当祁彬扭着小身子,一晃一晃地唤着“奶奶,抱抱。”的时候,慧贵妃直接红了眼睛,哭着说:“小宝贝儿,我的宝贝儿,还有我那可怜的侄女儿,呜呜呜,祁沛真是死有余辜啊,老天怎么不早些收了他去,叫他祸害得我这小宝贝儿……”
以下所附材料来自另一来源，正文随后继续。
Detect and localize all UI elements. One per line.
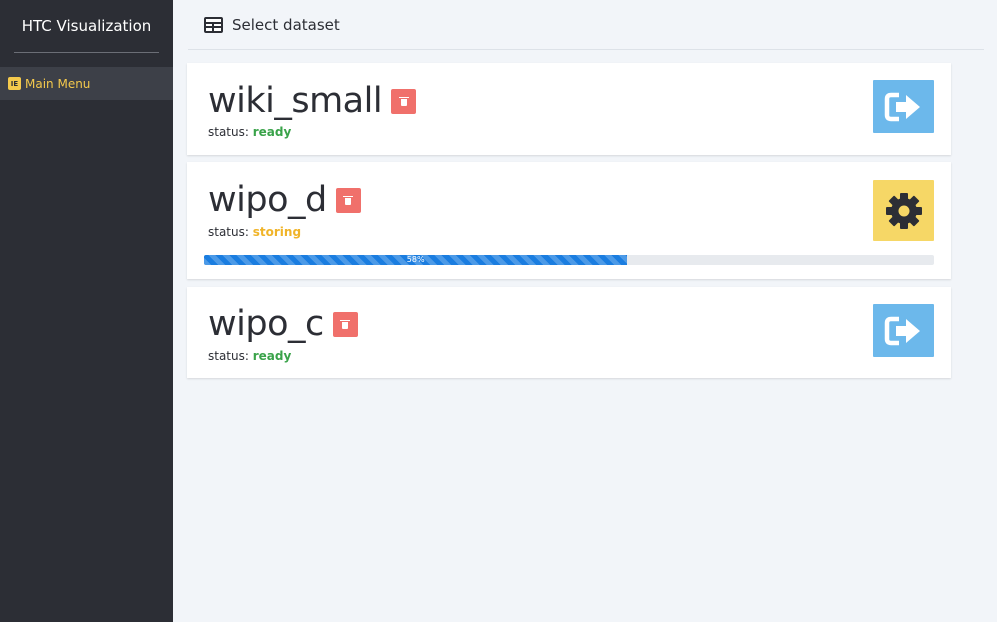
page-header: Select dataset: [188, 0, 984, 50]
open-dataset-button[interactable]: [873, 304, 934, 357]
settings-button[interactable]: [873, 180, 934, 241]
menu-icon: IE: [8, 77, 21, 90]
status-value: ready: [252, 125, 292, 139]
delete-dataset-button[interactable]: [332, 311, 358, 337]
page-title: Select dataset: [232, 15, 340, 34]
trash-icon: [343, 195, 354, 205]
dataset-status: status: ready: [208, 349, 291, 363]
dataset-title-row: wipo_c: [208, 304, 358, 344]
sidebar-item-label: Main Menu: [25, 76, 91, 91]
sidebar: HTC Visualization IE Main Menu: [0, 0, 173, 622]
menu-icon-glyph: IE: [10, 79, 19, 88]
dataset-name: wipo_c: [208, 304, 324, 344]
app-title: HTC Visualization: [21, 17, 152, 35]
dataset-title-row: wiki_small: [208, 81, 417, 121]
status-label: status:: [208, 125, 249, 139]
status-label: status:: [208, 225, 249, 239]
dataset-card: wiki_small status: ready: [187, 63, 951, 155]
dataset-status: status: ready: [208, 125, 291, 139]
progress-bar: 58%: [204, 255, 934, 265]
dataset-name: wipo_d: [208, 180, 327, 220]
open-dataset-button[interactable]: [873, 80, 934, 133]
gear-icon: [885, 192, 922, 229]
dataset-title-row: wipo_d: [208, 180, 361, 220]
status-label: status:: [208, 349, 249, 363]
trash-icon: [340, 319, 351, 329]
sidebar-divider: [14, 52, 159, 53]
status-value: storing: [252, 225, 302, 239]
dataset-card: wipo_c status: ready: [187, 287, 951, 378]
dataset-status: status: storing: [208, 225, 301, 239]
delete-dataset-button[interactable]: [391, 88, 417, 114]
dataset-card: wipo_d status: storing 58%: [187, 162, 951, 279]
open-icon: [884, 92, 920, 121]
delete-dataset-button[interactable]: [335, 187, 361, 213]
progress-text: 58%: [406, 255, 425, 264]
status-value: ready: [252, 349, 292, 363]
dataset-name: wiki_small: [208, 81, 383, 121]
trash-icon: [398, 96, 409, 106]
sidebar-item-main-menu[interactable]: IE Main Menu: [0, 67, 173, 100]
table-icon: [204, 16, 223, 33]
open-icon: [884, 316, 920, 345]
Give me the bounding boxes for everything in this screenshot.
就这样,太子祁渊虽然好似在朝堂上取得了胜利,将秦王逼得没了立足之地,实际上却失却了人心,尤其是这皇朝中最关键的人心——帝心。
皇帝蹙眉对皇太后说:“渊儿如今做事情越发没了经纬。就算他为守成的事情怨恨潜儿,这大半个月下来,再大的怨气也该差不多散了吧?至于连秦王府的下人的过失都翻检出来栽到潜儿头上来整治潜儿吗?他身为将来的一国之君,气量也太狭小了些!”
皇太后也说:“可不是吗?我几次唤了渊儿来想劝劝他,他倒好,没说两句话就托辞要走,叫我想好的话都说不出来,白费了心思。唉,渊儿这孩子,也是一把年纪的人了,怎么就不知道体谅人心呢?”
皇帝怒道:“他也太眼里没长辈了。这样子的话,朕倒要思量思量这个储君的事情了!”
可是,还不等皇帝做什么决定,太子祁渊就暴亡了。
原来祁渊也深深地知道没有子嗣坐不稳储位的道理,每日都加紧造人,偏是心急吃不得热豆腐,弄了一个多月,夜夜大力耕作,却无一位宫妃或是宫婢怀孕。祁渊着急之下也顾不得自己身子才痊愈不久,竟然口服大力金刚丸,夜御十女,想要广泛撒种的话总能网住一两条鱼儿。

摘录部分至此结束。